Children No More: “Were and Are Gone” (21 minutes) was directed by Hilla Medalia. It’s a film about peace activists in Israel holding a series of vigils, showing pictures of Palestinian children killed in the Gaza war. Silently, they stand there, bringing a human face to the conflict. After each protest, they debate among themselves, mulling over whether what they’re doing is effective or if they should try a bolder strategy. Unsurprisingly, some Israelis curse and scream at them, calling them traitors.  Available if you have Apple TV. 

Animation

The Three Sisters (13 minutes) by Konstantin Bronzit is a silent portrayal of the three dour-looking women alone on an island. As they compete for the affections of an uncouth sailor landing on their tiny island, they become more colorful and competitive. Mildly funny, and at least mildly sexist. If it’s available, I’m not finding it.

 The Girl Who Cried Pearls (17 minutes), from Chris Lavis and Maciek Szczerbowski, uses stop-motion of somewhat creepy molded figures. It shows an impoverished corner of Montreal around the early 20th century.
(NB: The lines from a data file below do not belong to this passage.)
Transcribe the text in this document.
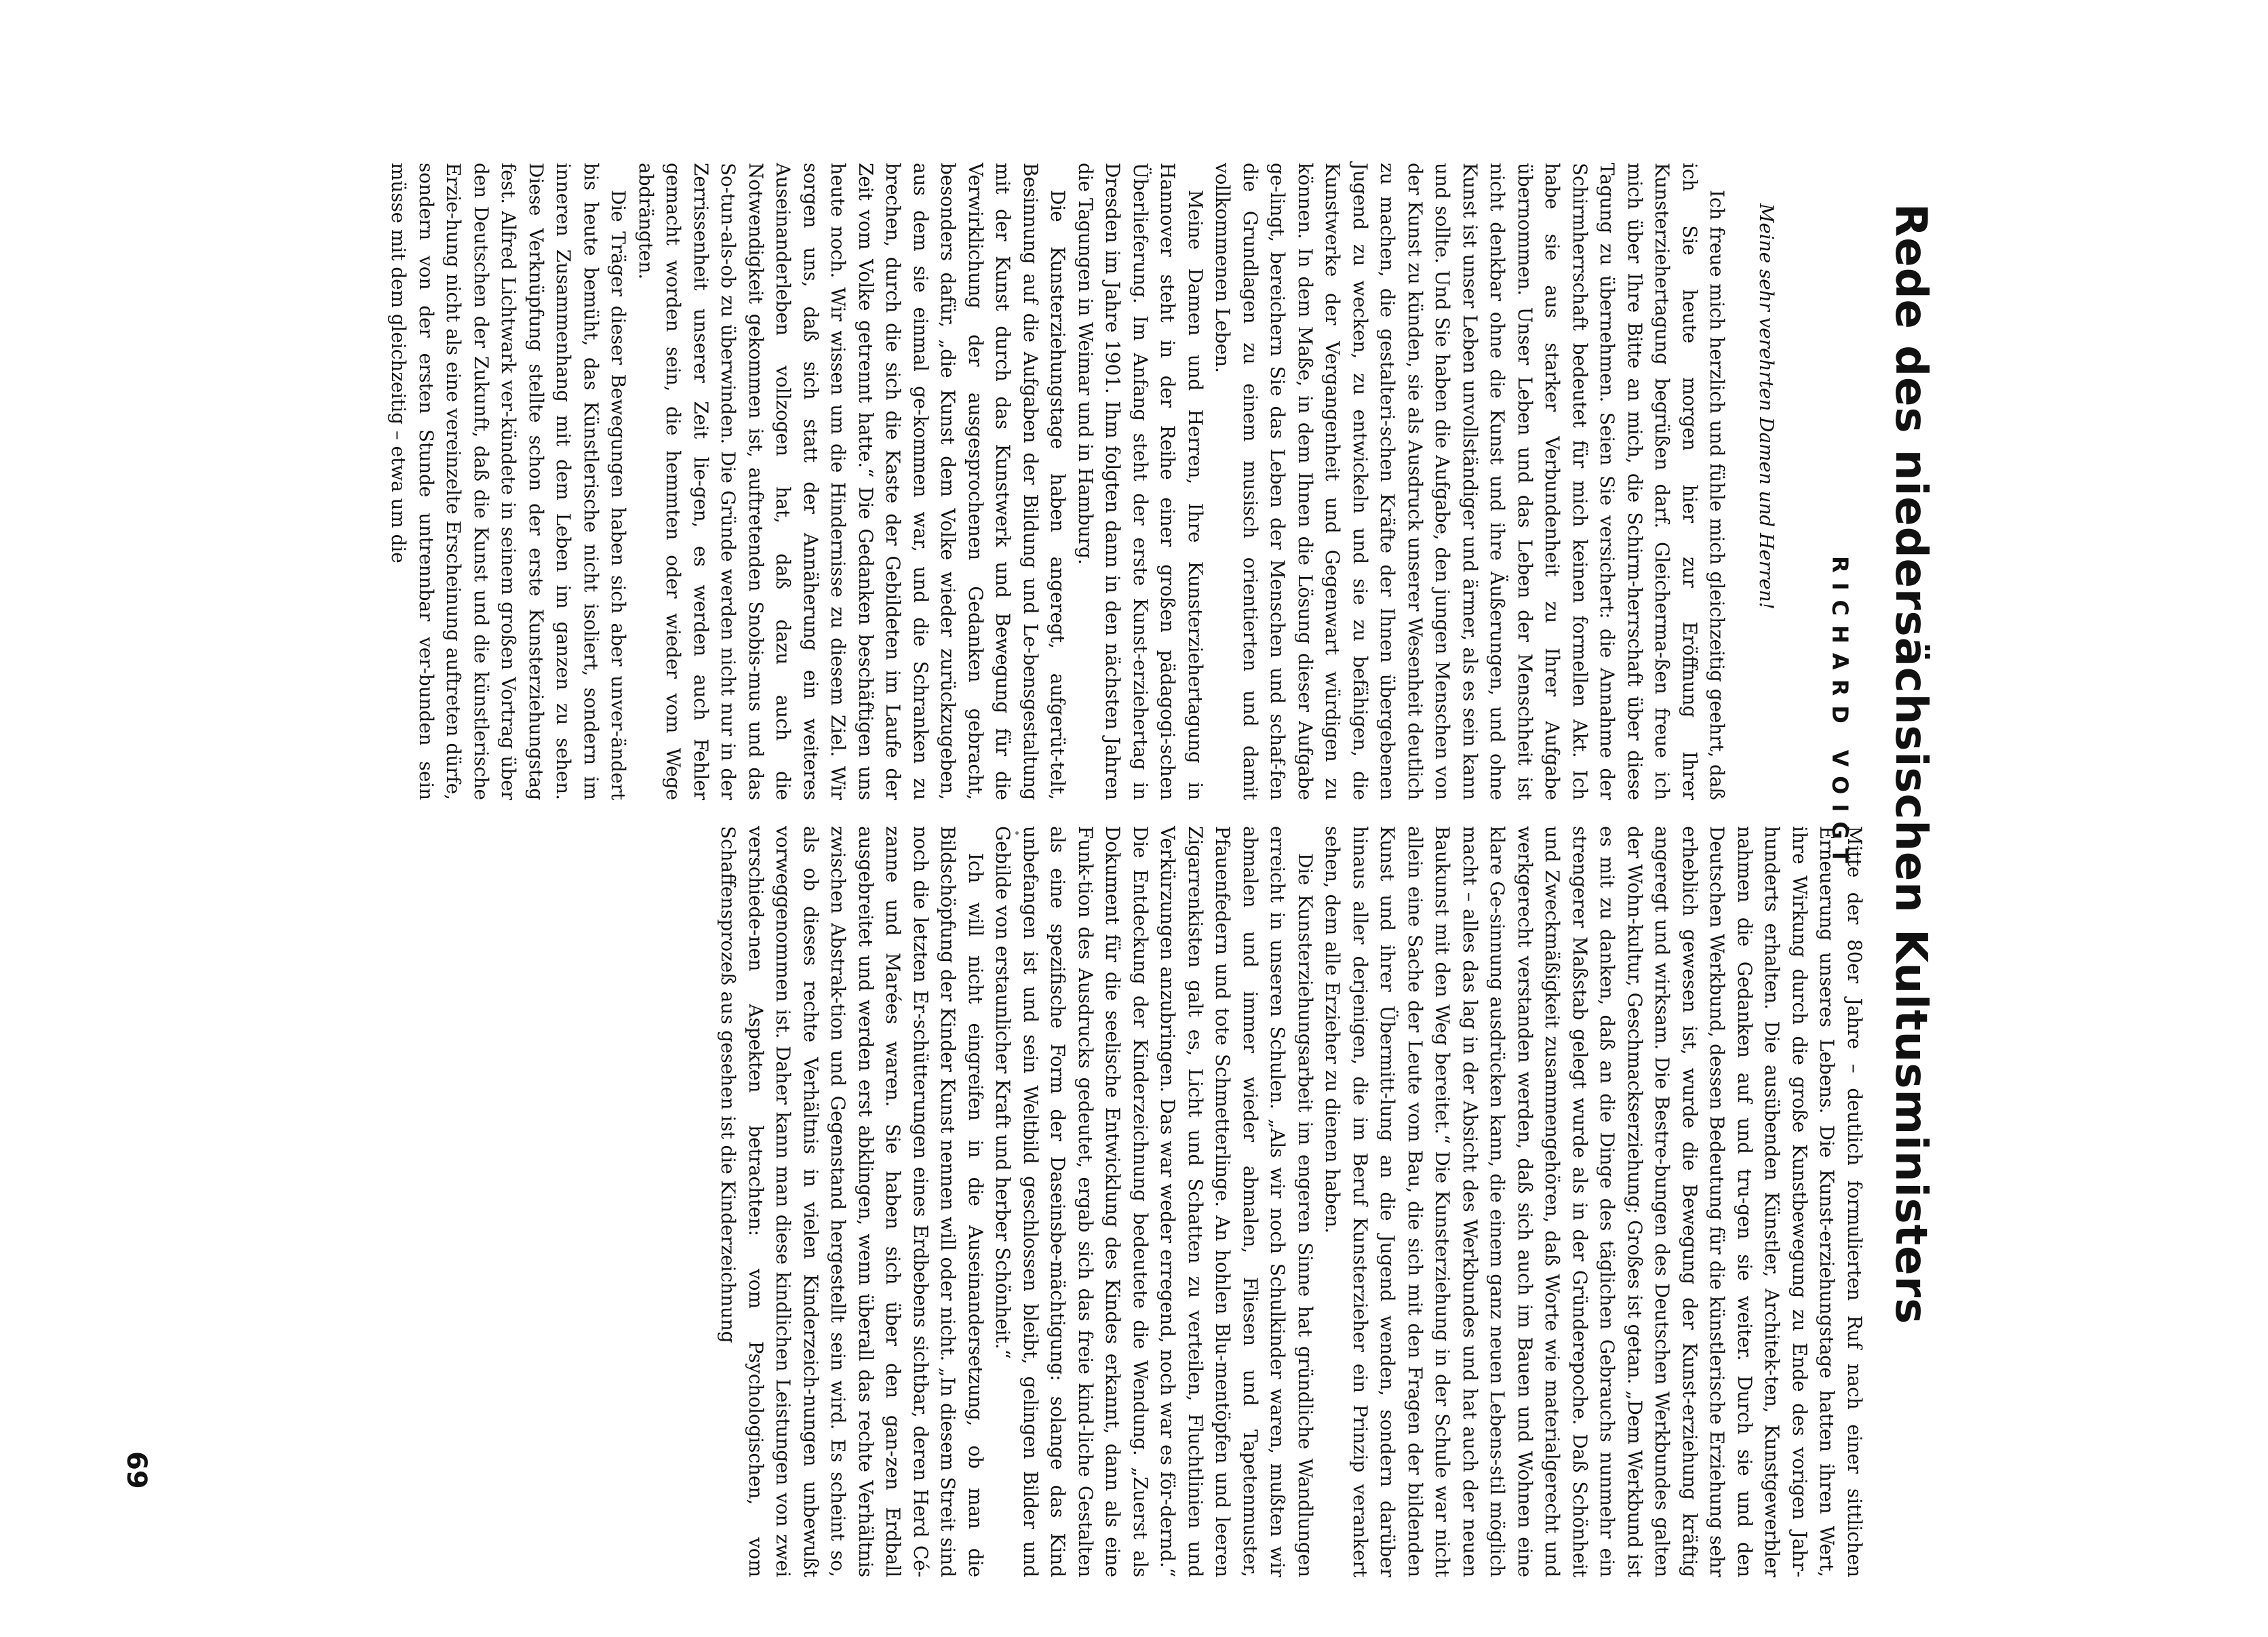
Rede des niedersächsischen Kultusministers
RICHARD VOIGT

Meine sehr verehrten Damen und Herren!

Ich freue mich herzlich und fühle mich gleichzeitig geehrt, daß ich Sie heute morgen hier zur Eröffnung Ihrer Kunsterziehertagung begrüßen darf. Gleicherma-ßen freue ich mich über Ihre Bitte an mich, die Schirm-herrschaft über diese Tagung zu übernehmen. Seien Sie versichert: die Annahme der Schirmherrschaft bedeutet für mich keinen formellen Akt. Ich habe sie aus starker Verbundenheit zu Ihrer Aufgabe übernommen. Unser Leben und das Leben der Menschheit ist nicht denkbar ohne die Kunst und ihre Äußerungen, und ohne Kunst ist unser Leben unvollständiger und ärmer, als es sein kann und sollte. Und Sie haben die Aufgabe, den jungen Menschen von der Kunst zu künden, sie als Ausdruck unserer Wesenheit deutlich zu machen, die gestalteri-schen Kräfte der Ihnen übergebenen Jugend zu wecken, zu entwickeln und sie zu befähigen, die Kunstwerke der Vergangenheit und Gegenwart würdigen zu können. In dem Maße, in dem Ihnen die Lösung dieser Aufgabe ge-lingt, bereichern Sie das Leben der Menschen und schaf-fen die Grundlagen zu einem musisch orientierten und damit vollkommenen Leben.

Meine Damen und Herren, Ihre Kunsterziehertagung in Hannover steht in der Reihe einer großen pädagogi-schen Überlieferung. Im Anfang steht der erste Kunst-erziehertag in Dresden im Jahre 1901. Ihm folgten dann in den nächsten Jahren die Tagungen in Weimar und in Hamburg.

Die Kunsterziehungstage haben angeregt, aufgerüt-telt, Besinnung auf die Aufgaben der Bildung und Le-bensgestaltung mit der Kunst durch das Kunstwerk und Bewegung für die Verwirklichung der ausgesprochenen Gedanken gebracht, besonders dafür, „die Kunst dem Volke wieder zurückzugeben, aus dem sie einmal ge-kommen war, und die Schranken zu brechen, durch die sich die Kaste der Gebildeten im Laufe der Zeit vom Volke getrennt hatte.“ Die Gedanken beschäftigen uns heute noch. Wir wissen um die Hindernisse zu diesem Ziel. Wir sorgen uns, daß sich statt der Annäherung ein weiteres Auseinanderleben vollzogen hat, daß dazu auch die Notwendigkeit gekommen ist, auftretenden Snobis-mus und das So-tun-als-ob zu überwinden. Die Gründe werden nicht nur in der Zerrissenheit unserer Zeit lie-gen, es werden auch Fehler gemacht worden sein, die hemmten oder wieder vom Wege abdrängten.

Die Träger dieser Bewegungen haben sich aber unver-ändert bis heute bemüht, das Künstlerische nicht isoliert, sondern im inneren Zusammenhang mit dem Leben im ganzen zu sehen. Diese Verknüpfung stellte schon der erste Kunsterziehungstag fest. Alfred Lichtwark ver-kündete in seinem großen Vortrag über den Deutschen der Zukunft, daß die Kunst und die künstlerische Erzie-hung nicht als eine vereinzelte Erscheinung auftreten dürfe, sondern von der ersten Stunde untrennbar ver-bunden sein müsse mit dem gleichzeitig – etwa um die

Mitte der 80er Jahre – deutlich formulierten Ruf nach einer sittlichen Erneuerung unseres Lebens. Die Kunst-erziehungstage hatten ihren Wert, ihre Wirkung durch die große Kunstbewegung zu Ende des vorigen Jahr-hunderts erhalten. Die ausübenden Künstler, Architek-ten, Kunstgewerbler nahmen die Gedanken auf und tru-gen sie weiter. Durch sie und den Deutschen Werkbund, dessen Bedeutung für die künstlerische Erziehung sehr erheblich gewesen ist, wurde die Bewegung der Kunst-erziehung kräftig angeregt und wirksam. Die Bestre-bungen des Deutschen Werkbundes galten der Wohn-kultur, Geschmackserziehung; Großes ist getan. „Dem Werkbund ist es mit zu danken, daß an die Dinge des täglichen Gebrauchs nunmehr ein strengerer Maßstab gelegt wurde als in der Gründerepoche. Daß Schönheit und Zweckmäßigkeit zusammengehören, daß Worte wie materialgerecht und werkgerecht verstanden werden, daß sich auch im Bauen und Wohnen eine klare Ge-sinnung ausdrücken kann, die einem ganz neuen Lebens-stil möglich macht – alles das lag in der Absicht des Werkbundes und hat auch der neuen Baukunst mit den Weg bereitet.“ Die Kunsterziehung in der Schule war nicht allein eine Sache der Leute vom Bau, die sich mit den Fragen der bildenden Kunst und ihrer Übermitt-lung an die Jugend wenden, sondern darüber hinaus aller derjenigen, die im Beruf Kunsterzieher ein Prinzip verankert sehen, dem alle Erzieher zu dienen haben.

Die Kunsterziehungsarbeit im engeren Sinne hat gründliche Wandlungen erreicht in unseren Schulen. „Als wir noch Schulkinder waren, mußten wir abmalen und immer wieder abmalen, Fliesen und Tapetenmuster, Pfauenfedern und tote Schmetterlinge. An hohlen Blu-mentöpfen und leeren Zigarrenkisten galt es, Licht und Schatten zu verteilen, Fluchtlinien und Verkürzungen anzubringen. Das war weder erregend, noch war es för-dernd.“ Die Entdeckung der Kinderzeichnung bedeutete die Wendung. „Zuerst als Dokument für die seelische Entwicklung des Kindes erkannt, dann als eine Funk-tion des Ausdrucks gedeutet, ergab sich das freie kind-liche Gestalten als eine spezifische Form der Daseinsbe-mächtigung: solange das Kind unbefangen ist und sein Weltbild geschlossen bleibt, gelingen Bilder und Gebilde von erstaunlicher Kraft und herber Schönheit.“

Ich will nicht eingreifen in die Auseinandersetzung, ob man die Bildschöpfung der Kinder Kunst nennen will oder nicht. „In diesem Streit sind noch die letzten Er-schütterungen eines Erdbebens sichtbar, deren Herd Cé-zanne und Marées waren. Sie haben sich über den gan-zen Erdball ausgebreitet und werden erst abklingen, wenn überall das rechte Verhältnis zwischen Abstrak-tion und Gegenstand hergestellt sein wird. Es scheint so, als ob dieses rechte Verhältnis in vielen Kinderzeich-nungen unbewußt vorweggenommen ist. Daher kann man diese kindlichen Leistungen von zwei verschiede-nen Aspekten betrachten: vom Psychologischen, vom Schaffensprozeß aus gesehen ist die Kinderzeichnung

69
Interesting narrative, but the payoff is weak. It’s available on Netflix and Prime Video.

Retirement Plan (7 minutes) by John Kelly is a single, piano-scored montage. The protagonist, in voice-over supplied by Domhnall Gleeson, imagines all the things he’ll do when he retires. Some of the attendees thought it was obvious, but I thought it was saying something more profound. Watch it HERE – I think it’ll come in second in the Oscar race.

Olympics

But I believe the Oscar will go to Florence Miailhe’s Papillon/Butterfly (15 minutes).” It is an affecting impressionistic biopic of the French swimmer Alfred Nakache (1915-83).  And by impressionistic, think  Monet or Matisse.  Nakache was an Algerian-born Jew who competed for France in the 1936 Olympics in Berlin and then again in 1948 in London, after surviving Auschwitz. “The closing text reveals that Miailhe was taught to swim by Nakache’s brother.” Watch it HERE.

Forevergreen (13 minutes) from Nathan Engelhardt and Jeremy Spears is the story of a bear cub and the coniferous giving tree that raises him. Then the bear discovers potato chips! Smokey the Bear would be pleased by the lesson.  Watch it  HERE.

The program was too short, as is often the case with the animated shorts, so they added Giovanna Ferrari’s Éiru (13 minutes). Imade the list of 15 shortlisted titles but didn’t secure a nomination. “Éiru is a young girl and aspiring warrior who restores water to her parched clan and makes peace with its neighbors.” Watch it HERE.